Among the people who had drifted in at the end of the act was Philip Beaumont, whom Mrs. Trentham had instantly rendered adhesive by her voluble commands to go back to Nellie Heaton at once. Nellie, however, had very designedly sent him here, for she had become aware by a glimpse, a sound (an instinct, perhaps even more) that Peter was in the box next door, and her dispatch of her lover there would certainly signify to Peter that she wished him to take the chair now vacant by her and resume the talk in the window that had taken place that afternoon. Somehow that talk had made for itself an anchorage uncomfortable to her consciousness; it had been like a fishbone in her throat. She had taken gulps of her fiancé, so to speak, in order to dislodge it; but she had not succeeded in swallowing it. She had tried to divert her attention from it; had pounced with fixed claws on the opera in front of her; had jotted down in her memory, with the fell example of Lady Poole as an object-lesson, a quantity of ways of behaviour and of the presentation of yourself to others which were undesirable when you were fifty or seventy or whatever Lady Poole happened to be. You must be quiet and calm when you had tottered up to those hoary altitudes; you must leave your hair to turn any colour it chose.... You mustn’t wriggle and snort, for whereas wriggling in the young might exhibit (quite advantageously) a graceful litheness, it suggested in the old that a galvanic battery had been unexpectedly applied to the knees and the elbows and the middle part of the person. But there was something remote about these gleanings of knowledge; they might prove to be nutritious (and possibly palatable) if preserved and remembered for thirty or forty years; at the present moment they were not of sufficiently arresting a quality to divert her mind from this fishbone of her interview with Peter.... There had been a harshness, a crudity in it; there had been, to her mind, a certain hostility in it; there had been also a certain hunger in it, an emptiness that ached. He had clearly pronounced that their relationship—the bond, in fact, of which she had spoken—must be changed by her engagement, and, though she would have combated that with wit and good sense, some internal fibre of her throbbed, vibrated to the truth of it. She wanted to convince Peter (and even more to convince herself) that the old bond, the old relationship, still flowered and had lost no petal of its fragrance.

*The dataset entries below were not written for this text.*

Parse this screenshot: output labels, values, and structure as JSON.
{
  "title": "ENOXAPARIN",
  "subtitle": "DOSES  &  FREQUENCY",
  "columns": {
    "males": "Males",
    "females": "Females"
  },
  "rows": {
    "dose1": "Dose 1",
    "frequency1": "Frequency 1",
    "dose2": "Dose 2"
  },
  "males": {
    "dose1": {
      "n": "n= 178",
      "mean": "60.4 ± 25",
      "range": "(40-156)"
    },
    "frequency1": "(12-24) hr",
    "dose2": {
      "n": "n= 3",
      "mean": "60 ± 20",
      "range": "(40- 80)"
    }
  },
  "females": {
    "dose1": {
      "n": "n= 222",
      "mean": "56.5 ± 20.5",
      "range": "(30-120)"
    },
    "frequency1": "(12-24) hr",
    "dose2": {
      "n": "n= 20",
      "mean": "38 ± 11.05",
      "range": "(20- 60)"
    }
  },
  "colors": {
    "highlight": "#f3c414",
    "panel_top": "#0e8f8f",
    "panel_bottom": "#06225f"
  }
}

She had not to wait long for his entry; Philip had barely left the box before Peter appeared in the doorway, and she applauded his quickness in answering the signal she had waved to him in the ejection of the other. He was silhouetted there for a moment as he spoke to someone in the corridor outside, cool and crisp and complete. Peter was always like that; nature had applied to him some extra polish, some exquisite finish, which detached him from all others in the moist or dusty crowd. Adorable though that was, the thought came to the girl that, above all else, she wanted to disturb and disarrange that. Peter excited and dishevelled. Peter enthusiastic. Peter undetached and clinging was perhaps the real Peter.... A clamorous, turbulent Peter....

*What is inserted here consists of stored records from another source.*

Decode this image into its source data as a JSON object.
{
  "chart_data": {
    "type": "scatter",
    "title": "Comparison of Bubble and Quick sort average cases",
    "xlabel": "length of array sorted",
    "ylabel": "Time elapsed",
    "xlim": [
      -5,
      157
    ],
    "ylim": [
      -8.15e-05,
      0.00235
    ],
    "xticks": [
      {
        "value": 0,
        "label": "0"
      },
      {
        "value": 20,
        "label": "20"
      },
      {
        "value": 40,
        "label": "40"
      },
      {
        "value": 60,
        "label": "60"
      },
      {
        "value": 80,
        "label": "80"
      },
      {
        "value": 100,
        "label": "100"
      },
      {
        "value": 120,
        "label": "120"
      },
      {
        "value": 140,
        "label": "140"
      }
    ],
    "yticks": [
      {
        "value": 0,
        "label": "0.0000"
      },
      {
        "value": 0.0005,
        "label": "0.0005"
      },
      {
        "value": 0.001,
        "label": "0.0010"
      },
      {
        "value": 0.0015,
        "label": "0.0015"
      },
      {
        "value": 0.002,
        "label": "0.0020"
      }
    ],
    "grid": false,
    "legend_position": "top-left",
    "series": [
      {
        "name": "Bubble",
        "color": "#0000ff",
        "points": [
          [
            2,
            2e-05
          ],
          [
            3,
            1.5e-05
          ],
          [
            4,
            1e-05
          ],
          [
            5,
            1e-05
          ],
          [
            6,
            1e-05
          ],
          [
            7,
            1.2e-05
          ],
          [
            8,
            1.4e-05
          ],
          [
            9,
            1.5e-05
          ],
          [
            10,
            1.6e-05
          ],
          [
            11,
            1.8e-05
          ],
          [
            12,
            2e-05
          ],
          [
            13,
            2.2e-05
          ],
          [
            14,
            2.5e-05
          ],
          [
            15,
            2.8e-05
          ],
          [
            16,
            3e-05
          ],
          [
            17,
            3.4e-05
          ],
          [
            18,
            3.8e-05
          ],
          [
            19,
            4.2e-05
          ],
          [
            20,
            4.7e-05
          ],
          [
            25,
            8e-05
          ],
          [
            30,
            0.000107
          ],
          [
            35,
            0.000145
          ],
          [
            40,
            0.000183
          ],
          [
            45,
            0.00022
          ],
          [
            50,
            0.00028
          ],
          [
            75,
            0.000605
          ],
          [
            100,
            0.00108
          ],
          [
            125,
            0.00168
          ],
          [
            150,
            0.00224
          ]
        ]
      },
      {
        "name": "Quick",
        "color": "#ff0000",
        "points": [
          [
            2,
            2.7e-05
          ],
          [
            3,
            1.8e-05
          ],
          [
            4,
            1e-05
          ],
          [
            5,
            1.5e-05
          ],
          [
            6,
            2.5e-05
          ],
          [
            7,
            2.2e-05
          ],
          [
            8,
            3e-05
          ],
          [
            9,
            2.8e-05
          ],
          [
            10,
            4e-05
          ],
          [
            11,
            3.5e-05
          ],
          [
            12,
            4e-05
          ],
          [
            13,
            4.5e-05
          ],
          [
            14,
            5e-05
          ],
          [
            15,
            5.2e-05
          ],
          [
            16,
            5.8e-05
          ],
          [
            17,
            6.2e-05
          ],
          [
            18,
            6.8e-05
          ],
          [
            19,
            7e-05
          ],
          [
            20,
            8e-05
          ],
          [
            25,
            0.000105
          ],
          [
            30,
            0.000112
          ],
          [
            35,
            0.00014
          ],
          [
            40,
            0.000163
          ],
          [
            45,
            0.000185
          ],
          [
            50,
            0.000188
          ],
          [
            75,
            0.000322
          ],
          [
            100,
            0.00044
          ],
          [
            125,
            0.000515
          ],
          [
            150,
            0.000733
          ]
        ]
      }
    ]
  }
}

He looked round as he entered; he clearly saw her, and as clearly disregarded the obvious movement of her hand to the vacant seat which Philip had just quitted. Though that rejection—that “cut” you might call it, considering their friendship—was in no way premeditated, it was, when he saw Nellie beckoning as with proprietorship, or so it struck him, quite deliberate. He had given no thought to it before, and apparently gave no further thought now, for he instantly placed himself next Lady Poole, beside whom there was another empty seat. There was a great green feather nodding a welcome from her violent hair; it matched her green shoes and the large slabs of false emerald with which her dress was hazardously held together. She was quite as absurd as her husband, and had a witty poison under her tongue, which she sprayed profusely over most subjects of discussion. But her poison hurt nobody, since nobody ever believed a word she said. She was, in fact, as harmless as a serpent, and certainly not as wise as a dove.

The serpent aspect showed its innocuous fangs.

“Monster,” she said to Peter. “Sit down and tell me at once what’s going on next door. Whom’s my Christopher flirting with?”